Elaine Griffiths looks at the downturn in applications to medical school, and the particular problem of the shifting gender balance

50 years ago

Medical schools need to select medical students who are well motivated and have the skills and aptitudes that make good doctors. One such skill is the ability to pass exams. Just passing exams, however, will not necessarily make a student a good doctor. Medical schools are currently concerned, not just about the drop in the number of applicants for each place but also the lack of successful male applicants. Why is medicine no longer attracting bright sixth formers and can anything be done about it?

The criteria used for selection into medical school are similar throughout the United Kingdom. They include academic ability, insight into medicine (including work experience and attendance at courses like Medlink or equivalent), extracurricular activities and interests, personality, motivation, and linguistic and communication skills. The problem lies with the weight given to academic criteria, particularly to A level grades, which make medical school a challenging choice at a time when the number and variety of higher education courses open to bright students is greater than ever. A career in medicine has not only received sustained bad publicity for several years but is also associated with high debts at the end of the course. These issues must be tackled to reverse these trends.

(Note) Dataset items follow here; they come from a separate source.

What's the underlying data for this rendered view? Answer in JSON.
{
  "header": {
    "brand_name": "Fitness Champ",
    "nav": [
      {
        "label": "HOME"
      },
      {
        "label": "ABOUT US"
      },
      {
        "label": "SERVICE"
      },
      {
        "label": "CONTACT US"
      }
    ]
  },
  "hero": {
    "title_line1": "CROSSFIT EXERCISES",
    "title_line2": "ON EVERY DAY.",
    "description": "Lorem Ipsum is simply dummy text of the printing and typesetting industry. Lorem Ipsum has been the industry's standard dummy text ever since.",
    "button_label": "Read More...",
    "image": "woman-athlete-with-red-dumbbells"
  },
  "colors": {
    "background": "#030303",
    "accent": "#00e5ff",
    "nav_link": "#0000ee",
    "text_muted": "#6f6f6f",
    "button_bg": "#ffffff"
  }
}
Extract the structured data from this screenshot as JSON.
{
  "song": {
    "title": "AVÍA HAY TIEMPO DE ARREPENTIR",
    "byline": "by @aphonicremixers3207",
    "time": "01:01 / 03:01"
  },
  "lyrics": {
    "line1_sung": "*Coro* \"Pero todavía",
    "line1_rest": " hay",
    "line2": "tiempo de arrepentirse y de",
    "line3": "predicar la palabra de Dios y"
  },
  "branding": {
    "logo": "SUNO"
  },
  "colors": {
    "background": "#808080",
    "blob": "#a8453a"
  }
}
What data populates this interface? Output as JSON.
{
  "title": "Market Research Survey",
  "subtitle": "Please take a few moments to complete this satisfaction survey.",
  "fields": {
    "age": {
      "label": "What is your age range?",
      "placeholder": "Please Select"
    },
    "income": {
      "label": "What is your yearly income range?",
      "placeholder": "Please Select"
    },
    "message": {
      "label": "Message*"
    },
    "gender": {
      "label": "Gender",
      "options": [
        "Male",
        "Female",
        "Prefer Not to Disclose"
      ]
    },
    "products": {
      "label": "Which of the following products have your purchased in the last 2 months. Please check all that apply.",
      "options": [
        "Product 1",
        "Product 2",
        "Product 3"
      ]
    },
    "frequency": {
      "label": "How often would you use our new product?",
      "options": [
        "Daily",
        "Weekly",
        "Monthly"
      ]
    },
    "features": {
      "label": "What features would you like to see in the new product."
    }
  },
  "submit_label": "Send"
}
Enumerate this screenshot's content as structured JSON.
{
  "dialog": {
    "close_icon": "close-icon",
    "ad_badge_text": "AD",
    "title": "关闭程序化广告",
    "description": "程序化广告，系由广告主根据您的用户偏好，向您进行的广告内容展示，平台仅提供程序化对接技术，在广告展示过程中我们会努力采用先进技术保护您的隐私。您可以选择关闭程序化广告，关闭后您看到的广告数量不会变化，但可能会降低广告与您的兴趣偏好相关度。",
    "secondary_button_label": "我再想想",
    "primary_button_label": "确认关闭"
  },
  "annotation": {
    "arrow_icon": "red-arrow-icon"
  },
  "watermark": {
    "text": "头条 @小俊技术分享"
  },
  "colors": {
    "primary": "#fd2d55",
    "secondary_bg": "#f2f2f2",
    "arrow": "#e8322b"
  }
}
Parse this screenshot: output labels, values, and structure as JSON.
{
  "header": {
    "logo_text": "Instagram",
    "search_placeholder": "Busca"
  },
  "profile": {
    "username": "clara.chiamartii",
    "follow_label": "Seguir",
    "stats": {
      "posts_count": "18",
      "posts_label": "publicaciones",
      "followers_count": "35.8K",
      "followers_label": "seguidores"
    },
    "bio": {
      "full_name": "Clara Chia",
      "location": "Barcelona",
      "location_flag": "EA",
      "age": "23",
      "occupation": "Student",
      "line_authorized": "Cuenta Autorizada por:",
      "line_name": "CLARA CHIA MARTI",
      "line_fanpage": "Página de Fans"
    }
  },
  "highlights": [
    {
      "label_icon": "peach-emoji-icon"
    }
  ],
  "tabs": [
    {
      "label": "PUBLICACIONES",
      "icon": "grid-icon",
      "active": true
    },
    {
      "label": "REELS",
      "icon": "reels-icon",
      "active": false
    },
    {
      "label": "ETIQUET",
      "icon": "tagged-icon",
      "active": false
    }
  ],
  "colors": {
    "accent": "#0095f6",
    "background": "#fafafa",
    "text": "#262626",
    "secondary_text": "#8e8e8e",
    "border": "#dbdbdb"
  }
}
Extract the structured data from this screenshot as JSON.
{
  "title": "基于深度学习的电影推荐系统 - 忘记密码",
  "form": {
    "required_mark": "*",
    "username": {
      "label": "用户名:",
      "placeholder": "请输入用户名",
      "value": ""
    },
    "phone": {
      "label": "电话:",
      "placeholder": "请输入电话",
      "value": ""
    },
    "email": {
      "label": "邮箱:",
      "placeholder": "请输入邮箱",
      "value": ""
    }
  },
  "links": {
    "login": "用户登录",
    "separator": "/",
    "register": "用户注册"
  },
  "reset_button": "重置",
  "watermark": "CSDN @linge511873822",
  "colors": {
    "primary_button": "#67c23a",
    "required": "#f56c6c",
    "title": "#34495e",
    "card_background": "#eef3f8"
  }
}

Previous academic performance is a good but not perfect predictor of success in medical training. The ability to pass exams does not necessarily correlate with a person being a good doctor. How many academic professors have earned their reputation on the basis of their surgical prowess? Medicine will always need a proportion of highly academic entrants to innovate and pioneer medical research, but most doctors will increasingly be working in partnership with their patients to make modern medicine truly patient centred.1 Communication skills and practical abilities are equally as important for todays doctors.

Research suggests that previous academic performance overpredicts success in UK medical schools by students from ethnic minority groups. Students from these groups, however, training in the United Kingdom may perform better in medical exams than white students.2 This confirms that the academic selection criteria in the subgroups that have been studied are not as good as we would wish. In contrast, interview ratings for overall suitability have been shown to be predictors of success in medical training.2 We can collect additional information that has predictive power from an interview, which is over and above academic performance.

The evolution of the ward round

Female students often perform better at interview compared with male students. This brings us to the reasons for the lack of suitable male applicants. Female students now perform as well, or better, than male students of science in every examination from age 11 to 18. More female students than male students than take A level biology; if the current trends continue, this might happen in chemistry as well.3 We could reverse this by promoting medicine as an accessible and attractive career to boys younger than 16 years old.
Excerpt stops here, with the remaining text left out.